For our final day in Villa de Leyva, we rented bicycles and did a 50 Km bike ride through the countryside to a small town called Raquiran. Along the ride we passed through farms of tomatoes, olives, and grapes for wine. About midway to Raquiran we stopped for an empanada and espresso being toasted, ground, and brewed on a street cart. With plenty of energy we continued on and about 20 minutes outside of town a new adventure began. As my legs burned and went up hill I peddled hard and the bike chain broke. With no real options we walked back to where we had gotten an espresso to find a bike or motorcycle shop. With no luck at first I decided a lunch break would help me think. In addition to coffee the town, named Sutamarchan, had tons of restaurants with grills serving up mixed meat platters. We decided on Piqueteadero Robertico and shared a plate filled with chicken, beef, yuka, potatoes, and the local special sausage. Having a massive lunch to clear my head and recharge on a long ride was the perfect fix. In addition to the hunger fix, we found a bike shop, repaired the chain and continued on to Raquiran where we rode up a mountain in search of a waterfall. We failed to find the waterfall, but the town was charming and known for pottery.

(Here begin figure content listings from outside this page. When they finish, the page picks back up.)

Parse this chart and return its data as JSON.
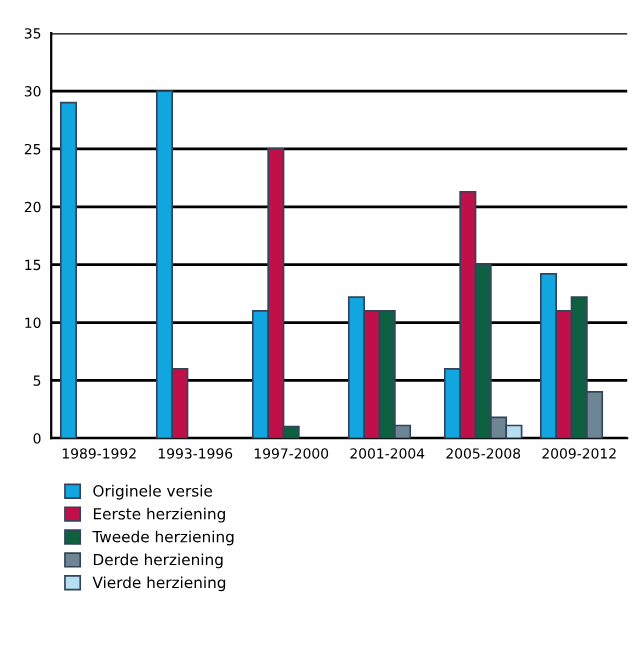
{
  "chart_data": {
    "type": "bar",
    "categories": [
      "1989-1992",
      "1993-1996",
      "1997-2000",
      "2001-2004",
      "2005-2008",
      "2009-2012"
    ],
    "series": [
      {
        "name": "Originele versie",
        "color": "#12a6e0",
        "values": [
          29,
          30,
          11,
          12.2,
          6,
          14.2
        ]
      },
      {
        "name": "Eerste herziening",
        "color": "#c0104a",
        "values": [
          null,
          6,
          25,
          11,
          21.3,
          11
        ]
      },
      {
        "name": "Tweede herziening",
        "color": "#0d6040",
        "values": [
          null,
          null,
          1,
          11,
          15,
          12.2
        ]
      },
      {
        "name": "Derde herziening",
        "color": "#6e8694",
        "values": [
          null,
          null,
          null,
          1.1,
          1.8,
          4
        ]
      },
      {
        "name": "Vierde herziening",
        "color": "#b6dff2",
        "values": [
          null,
          null,
          null,
          null,
          1.1,
          null
        ]
      }
    ],
    "ylim": [
      0,
      35
    ],
    "yticks": [
      0,
      5,
      10,
      15,
      20,
      25,
      30,
      35
    ],
    "grid": "y",
    "legend": "bottom left"
  }
}
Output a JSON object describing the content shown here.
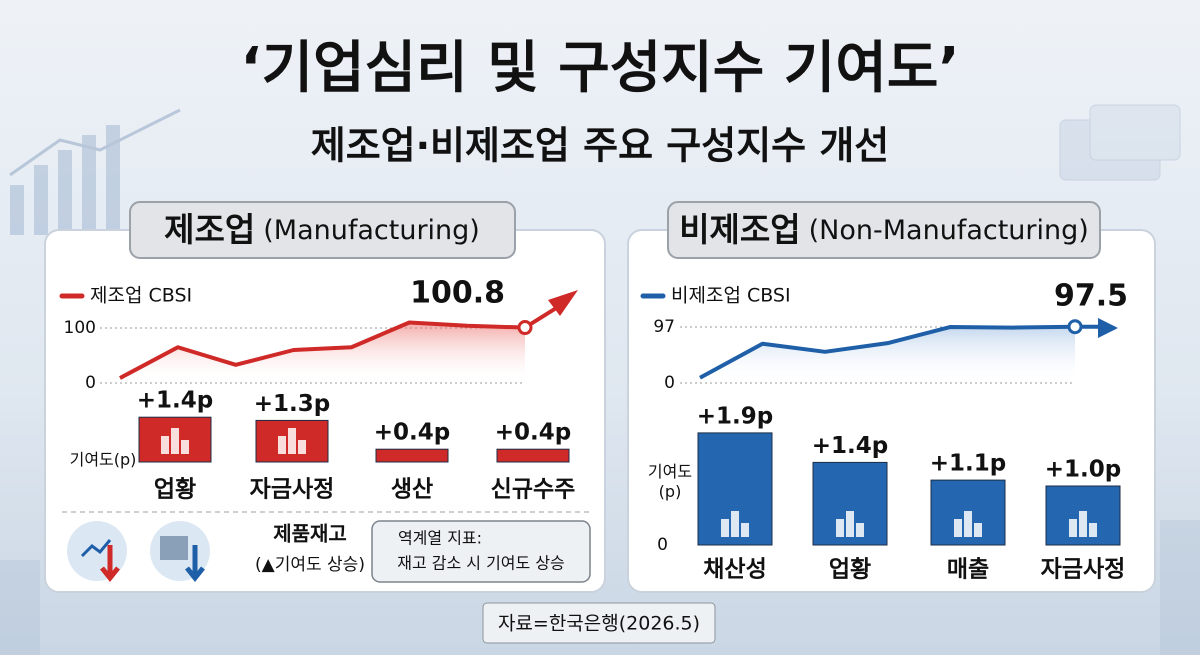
{
  "header": {
    "title": "‘기업심리 및 구성지수 기여도’",
    "subtitle": "제조업·비제조업 주요 구성지수 개선"
  },
  "panels": [
    {
      "name": "제조업",
      "english": "(Manufacturing)"
    },
    {
      "name": "비제조업",
      "english": "(Non-Manufacturing)"
    }
  ],
  "chart_data": [
    {
      "type": "line",
      "series": [
        {
          "name": "제조업 CBSI",
          "color": "#cf2a27",
          "values": [
            9,
            65,
            33,
            60,
            65,
            110,
            104,
            100.8
          ]
        }
      ],
      "ylim": [
        0,
        120
      ],
      "yticks": [
        0,
        100
      ],
      "grid": true
    },
    {
      "type": "bar",
      "axis_label": "기여도(p)",
      "categories": [
        "업황",
        "자금사정",
        "생산",
        "신규수주"
      ],
      "values": [
        1.4,
        1.3,
        0.4,
        0.4
      ],
      "value_labels": [
        "+1.4p",
        "+1.3p",
        "+0.4p",
        "+0.4p"
      ],
      "color": "#cf2a27",
      "ylim": [
        0,
        1.5
      ]
    },
    {
      "type": "line",
      "series": [
        {
          "name": "비제조업 CBSI",
          "color": "#1f5fa8",
          "values": [
            9,
            68,
            54,
            69,
            97,
            96,
            97.5
          ]
        }
      ],
      "ylim": [
        0,
        110
      ],
      "yticks": [
        0,
        97
      ],
      "grid": true
    },
    {
      "type": "bar",
      "axis_label": "기여도\n(p)",
      "categories": [
        "채산성",
        "업황",
        "매출",
        "자금사정"
      ],
      "values": [
        1.9,
        1.4,
        1.1,
        1.0
      ],
      "value_labels": [
        "+1.9p",
        "+1.4p",
        "+1.1p",
        "+1.0p"
      ],
      "color": "#2467b0",
      "ylim": [
        0,
        2
      ],
      "yticks": [
        0
      ]
    }
  ],
  "note": {
    "title": "제품재고",
    "subtitle": "(▲기여도 상승)",
    "box_title": "역계열 지표:",
    "box_text": "재고 감소 시 기여도 상승"
  },
  "source": "자료=한국은행(2026.5)"
}
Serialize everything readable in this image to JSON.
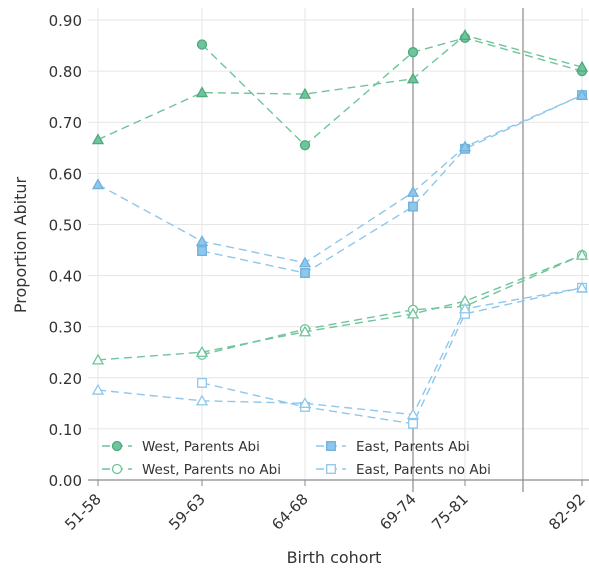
{
  "chart_data": {
    "type": "line",
    "title": "",
    "xlabel": "Birth cohort",
    "ylabel": "Proportion Abitur",
    "categories": [
      "51-58",
      "59-63",
      "64-68",
      "69-74",
      "75-81",
      "82-92"
    ],
    "ylim": [
      0,
      0.9
    ],
    "y_ticks": [
      "0.00",
      "0.10",
      "0.20",
      "0.30",
      "0.40",
      "0.50",
      "0.60",
      "0.70",
      "0.80",
      "0.90"
    ],
    "grid": true,
    "vertical_reference_lines_between": [
      [
        "69-74",
        "75-81"
      ],
      [
        "75-81",
        "82-92"
      ]
    ],
    "series": [
      {
        "key": "west_abi_circle",
        "marker": "circle",
        "filled": true,
        "color": "#6fc49b",
        "values": [
          null,
          0.852,
          0.655,
          0.837,
          0.865,
          0.8
        ]
      },
      {
        "key": "west_abi_triangle",
        "marker": "triangle",
        "filled": true,
        "color": "#6fc49b",
        "values": [
          0.666,
          0.758,
          0.755,
          0.785,
          0.87,
          0.808
        ]
      },
      {
        "key": "west_noabi_circle",
        "marker": "circle",
        "filled": false,
        "color": "#6fc49b",
        "values": [
          null,
          0.245,
          0.295,
          0.333,
          0.34,
          0.44
        ]
      },
      {
        "key": "west_noabi_triangle",
        "marker": "triangle",
        "filled": false,
        "color": "#6fc49b",
        "values": [
          0.235,
          0.25,
          0.29,
          0.325,
          0.35,
          0.44
        ]
      },
      {
        "key": "east_abi_square",
        "marker": "square",
        "filled": true,
        "color": "#8ec7ec",
        "values": [
          null,
          0.448,
          0.405,
          0.535,
          0.648,
          0.753
        ]
      },
      {
        "key": "east_abi_triangle",
        "marker": "triangle",
        "filled": true,
        "color": "#8ec7ec",
        "values": [
          0.578,
          0.467,
          0.425,
          0.563,
          0.652,
          0.753
        ]
      },
      {
        "key": "east_noabi_square",
        "marker": "square",
        "filled": false,
        "color": "#8ec7ec",
        "values": [
          null,
          0.19,
          0.143,
          0.11,
          0.325,
          0.376
        ]
      },
      {
        "key": "east_noabi_triangle",
        "marker": "triangle",
        "filled": false,
        "color": "#8ec7ec",
        "values": [
          0.176,
          0.155,
          0.15,
          0.128,
          0.335,
          0.376
        ]
      }
    ],
    "legend": {
      "placement": "bottom-left",
      "entries": [
        {
          "label": "West, Parents Abi",
          "marker": "circle",
          "filled": true,
          "color": "#6fc49b"
        },
        {
          "label": "West, Parents no Abi",
          "marker": "circle",
          "filled": false,
          "color": "#6fc49b"
        },
        {
          "label": "East, Parents Abi",
          "marker": "square",
          "filled": true,
          "color": "#8ec7ec"
        },
        {
          "label": "East, Parents no Abi",
          "marker": "square",
          "filled": false,
          "color": "#8ec7ec"
        }
      ]
    }
  }
}
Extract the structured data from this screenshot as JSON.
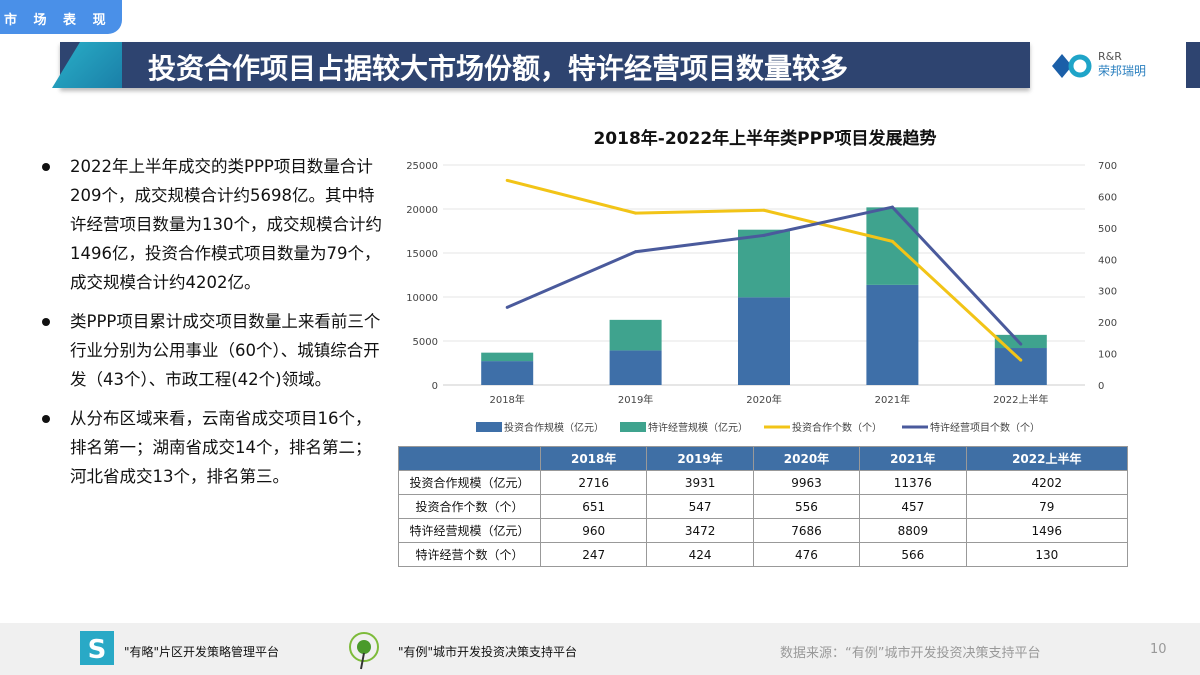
{
  "section_tab": "市 场 表 现",
  "title": "投资合作项目占据较大市场份额，特许经营项目数量较多",
  "logo": {
    "line1": "R&R",
    "line2": "荣邦瑞明"
  },
  "bullets": [
    "2022年上半年成交的类PPP项目数量合计209个，成交规模合计约5698亿。其中特许经营项目数量为130个，成交规模合计约1496亿，投资合作模式项目数量为79个，成交规模合计约4202亿。",
    "类PPP项目累计成交项目数量上来看前三个行业分别为公用事业（60个）、城镇综合开发（43个）、市政工程(42个)领域。",
    "从分布区域来看，云南省成交项目16个，排名第一；湖南省成交14个，排名第二；河北省成交13个，排名第三。"
  ],
  "chart_data": {
    "type": "bar+line",
    "title": "2018年-2022年上半年类PPP项目发展趋势",
    "categories": [
      "2018年",
      "2019年",
      "2020年",
      "2021年",
      "2022上半年"
    ],
    "y_left": {
      "range": [
        0,
        25000
      ],
      "ticks": [
        "0",
        "5000",
        "10000",
        "15000",
        "20000",
        "25000"
      ]
    },
    "y_right": {
      "range": [
        0,
        700
      ],
      "ticks": [
        "0",
        "100",
        "200",
        "300",
        "400",
        "500",
        "600",
        "700"
      ]
    },
    "grid": true,
    "legend": "bottom",
    "series": [
      {
        "name": "投资合作规模（亿元）",
        "kind": "stacked-bar",
        "axis": "left",
        "color": "#3e6fa8",
        "values": [
          2716,
          3931,
          9963,
          11376,
          4202
        ]
      },
      {
        "name": "特许经营规模（亿元）",
        "kind": "stacked-bar",
        "axis": "left",
        "color": "#3fa38e",
        "values": [
          960,
          3472,
          7686,
          8809,
          1496
        ]
      },
      {
        "name": "投资合作个数（个）",
        "kind": "line",
        "axis": "right",
        "color": "#f2c417",
        "values": [
          651,
          547,
          556,
          457,
          79
        ]
      },
      {
        "name": "特许经营项目个数（个）",
        "kind": "line",
        "axis": "right",
        "color": "#4a5a9c",
        "values": [
          247,
          424,
          476,
          566,
          130
        ]
      }
    ]
  },
  "table": {
    "headers": [
      "",
      "2018年",
      "2019年",
      "2020年",
      "2021年",
      "2022上半年"
    ],
    "rows": [
      [
        "投资合作规模（亿元）",
        "2716",
        "3931",
        "9963",
        "11376",
        "4202"
      ],
      [
        "投资合作个数（个）",
        "651",
        "547",
        "556",
        "457",
        "79"
      ],
      [
        "特许经营规模（亿元）",
        "960",
        "3472",
        "7686",
        "8809",
        "1496"
      ],
      [
        "特许经营个数（个）",
        "247",
        "424",
        "476",
        "566",
        "130"
      ]
    ]
  },
  "footer": {
    "platform1": "\"有略\"片区开发策略管理平台",
    "platform2": "\"有例\"城市开发投资决策支持平台",
    "source": "数据来源：“有例”城市开发投资决策支持平台",
    "page": "10"
  }
}
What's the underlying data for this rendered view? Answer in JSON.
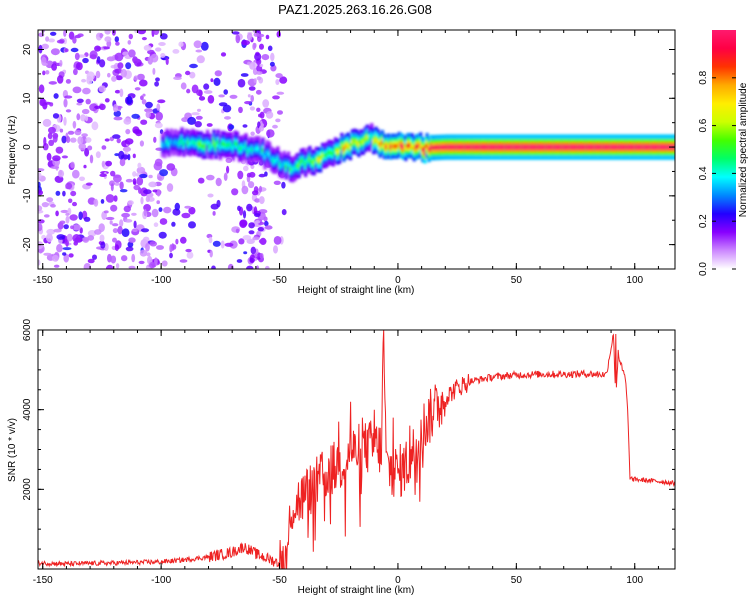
{
  "title": "PAZ1.2025.263.16.26.G08",
  "chart_data": [
    {
      "type": "heatmap",
      "title": "PAZ1.2025.263.16.26.G08",
      "xlabel": "Height of straight line (km)",
      "ylabel": "Frequency (Hz)",
      "xlim": [
        -152,
        117
      ],
      "ylim": [
        -25,
        24
      ],
      "x_ticks": [
        -150,
        -100,
        -50,
        0,
        50,
        100
      ],
      "y_ticks": [
        -20,
        -10,
        0,
        10,
        20
      ],
      "colorbar": {
        "label": "Normalized spectral amplitude",
        "range": [
          0,
          1
        ],
        "ticks": [
          0.0,
          0.2,
          0.4,
          0.6,
          0.8
        ],
        "colors": [
          "#ffffff",
          "#cc88ff",
          "#8800ff",
          "#2200ff",
          "#0088ff",
          "#00ffff",
          "#00ff66",
          "#44ff00",
          "#ccff00",
          "#ffee00",
          "#ffaa00",
          "#ff3300",
          "#ff0044",
          "#ff1a6e"
        ]
      },
      "ridge": {
        "x": [
          -100,
          -90,
          -80,
          -70,
          -60,
          -55,
          -50,
          -45,
          -40,
          -35,
          -30,
          -25,
          -20,
          -15,
          -12,
          -10,
          -5,
          0,
          5,
          10,
          20,
          40,
          60,
          80,
          100,
          117
        ],
        "y": [
          0.8,
          1.0,
          0.5,
          0.3,
          -0.8,
          -1.8,
          -3.5,
          -4.2,
          -3.2,
          -2.5,
          -1.5,
          -0.2,
          0.6,
          0.8,
          2.3,
          1.0,
          0.2,
          0.2,
          0.0,
          -0.2,
          0.0,
          0.0,
          0.0,
          0.0,
          0.0,
          0.0
        ],
        "amplitude": [
          0.35,
          0.45,
          0.5,
          0.5,
          0.45,
          0.4,
          0.45,
          0.5,
          0.55,
          0.6,
          0.6,
          0.7,
          0.75,
          0.65,
          0.5,
          0.7,
          0.8,
          0.85,
          0.9,
          0.95,
          0.98,
          1.0,
          1.0,
          1.0,
          1.0,
          1.0
        ]
      },
      "noise_region_km": [
        -152,
        -48
      ]
    },
    {
      "type": "line",
      "xlabel": "Height of straight line (km)",
      "ylabel": "SNR (10 * v/v)",
      "xlim": [
        -152,
        117
      ],
      "ylim": [
        0,
        6000
      ],
      "x_ticks": [
        -150,
        -100,
        -50,
        0,
        50,
        100
      ],
      "y_ticks": [
        2000,
        4000,
        6000
      ],
      "series": [
        {
          "name": "SNR",
          "color": "#ee2222",
          "x": [
            -152,
            -140,
            -120,
            -100,
            -90,
            -80,
            -70,
            -65,
            -60,
            -50,
            -47,
            -45,
            -40,
            -35,
            -30,
            -25,
            -20,
            -15,
            -10,
            -7,
            -6,
            -5,
            0,
            5,
            10,
            15,
            20,
            25,
            30,
            40,
            50,
            60,
            70,
            80,
            88,
            91,
            92,
            93,
            95,
            96,
            97,
            98,
            99,
            100,
            110,
            117
          ],
          "y": [
            150,
            130,
            150,
            180,
            230,
            300,
            420,
            560,
            380,
            140,
            280,
            1550,
            1800,
            2100,
            2400,
            2600,
            2900,
            3000,
            3100,
            3000,
            6000,
            2600,
            2400,
            2700,
            3500,
            3950,
            4300,
            4550,
            4700,
            4820,
            4870,
            4890,
            4890,
            4900,
            4880,
            5900,
            4300,
            5400,
            4950,
            4800,
            4000,
            2300,
            2250,
            2250,
            2200,
            2150
          ]
        }
      ]
    }
  ]
}
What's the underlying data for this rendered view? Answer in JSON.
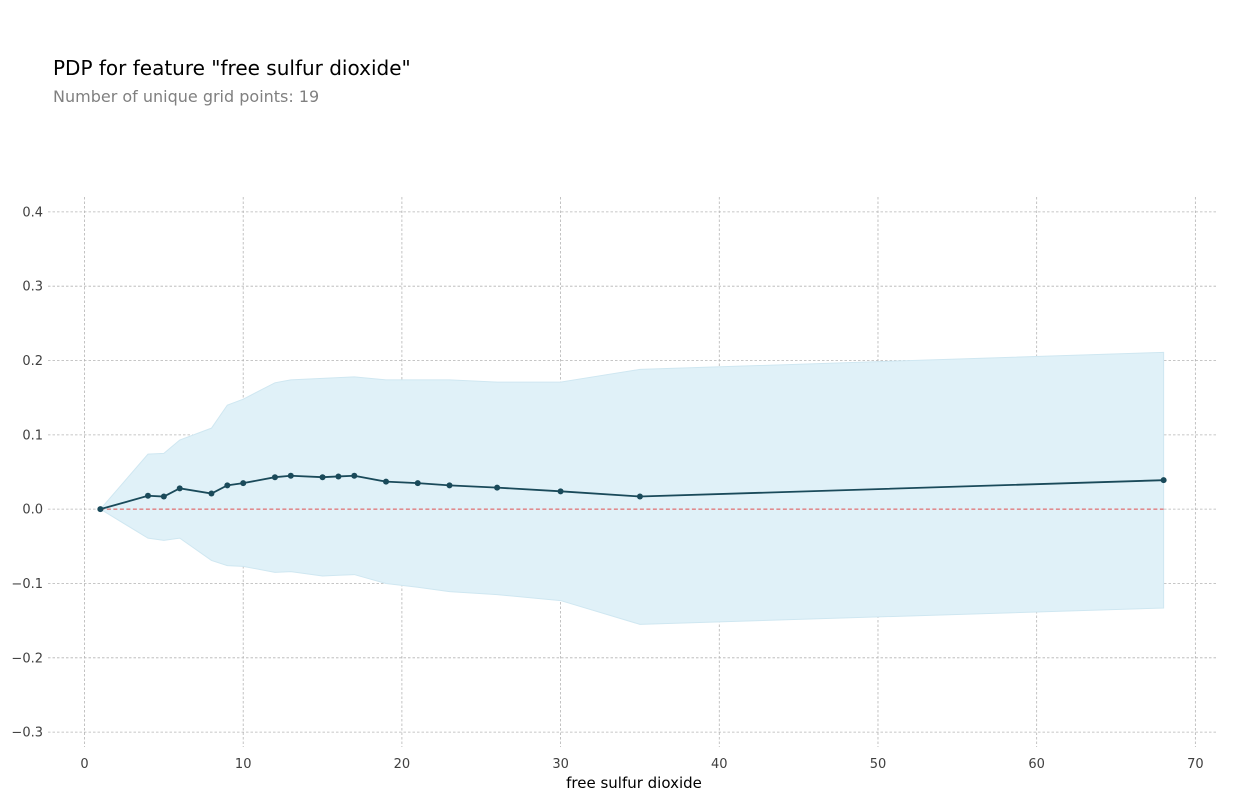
{
  "chart_data": {
    "type": "line",
    "title": "PDP for feature \"free sulfur dioxide\"",
    "subtitle": "Number of unique grid points: 19",
    "xlabel": "free sulfur dioxide",
    "ylabel": "",
    "xlim": [
      -2.3,
      71.3
    ],
    "ylim": [
      -0.32,
      0.42
    ],
    "xticks": [
      0,
      10,
      20,
      30,
      40,
      50,
      60,
      70
    ],
    "xtick_labels": [
      "0",
      "10",
      "20",
      "30",
      "40",
      "50",
      "60",
      "70"
    ],
    "yticks": [
      0.4,
      0.3,
      0.2,
      0.1,
      0.0,
      -0.1,
      -0.2,
      -0.3
    ],
    "ytick_labels": [
      "0.4",
      "0.3",
      "0.2",
      "0.1",
      "0.0",
      "−0.1",
      "−0.2",
      "−0.3"
    ],
    "grid": true,
    "x": [
      1,
      4,
      5,
      6,
      8,
      9,
      10,
      12,
      13,
      15,
      16,
      17,
      19,
      21,
      23,
      26,
      30,
      35,
      68
    ],
    "series": [
      {
        "values": [
          0.0,
          0.018,
          0.017,
          0.028,
          0.021,
          0.032,
          0.035,
          0.043,
          0.045,
          0.043,
          0.044,
          0.045,
          0.037,
          0.035,
          0.032,
          0.029,
          0.024,
          0.017,
          0.039
        ],
        "upper": [
          0.0,
          0.074,
          0.075,
          0.093,
          0.109,
          0.14,
          0.148,
          0.17,
          0.174,
          0.176,
          0.177,
          0.178,
          0.174,
          0.174,
          0.174,
          0.171,
          0.171,
          0.188,
          0.211
        ],
        "lower": [
          0.0,
          -0.039,
          -0.042,
          -0.039,
          -0.069,
          -0.076,
          -0.077,
          -0.085,
          -0.084,
          -0.09,
          -0.089,
          -0.088,
          -0.1,
          -0.105,
          -0.111,
          -0.115,
          -0.123,
          -0.155,
          -0.133
        ]
      }
    ],
    "reference_line": 0.0,
    "colors": {
      "line": "#1a4a5a",
      "band_fill": "#e0f1f8",
      "band_edge": "#cfe7f1",
      "reference": "#e05050",
      "grid": "#b4b4b4"
    }
  }
}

The ride back was rougher than the ride out, and we pulled into Villa de Leyva as the sun set. One final night of hanging out on the massive plaza de armas with the hostel members was a great way to put a cap on Villa de Leyva.
Desierto Tatacoa
Our friend, Manny, flew into Bogota and after meeting him there for a night we rented a car and headed south to a musical festival South West of Bogota in Desierto Tatacoa. Although it is a desert, it is more of a tropical desert and has lots of trees. Known for nature adventures and stargazing we would only get a brief preview of what the desert had to offer. The 4.5 hour drive down was uneventful other than the stop for a roadside snack at a restaurant that had half a pig hanging in the front. I took this a sign that the food would be good.
The music festival was a collection of people from all over Colombia camping in the remote area for one reason, to party. The festival went from 2PM Saturday to 7AM Sunday. I wouldn´t make it the whole show, but it was everything you would expect an electronic festival in Colombia to be. After what seemed like days of beautiful people, music, dancing, camping, and a lot of partying we hit the road back to Bogota.
(Photo Credit Manny Rosas)
We made one pit stop on the ride back at a famous roadside restaurant named La Vaca que Rie. Known for a plate called Bandeja Paisa I was considering turning vegetarian after the meal. It was delicious, but a Bandeja Paisa or country plate is a plate that has rice, beans, chicharron, sausage, steak, maduro, and a sunny side egg on top.
After two months of travelling with friends it was time to embark on a solo adventure.
Mitch...your journal wears me out just reading it but what a series of adventures you are having!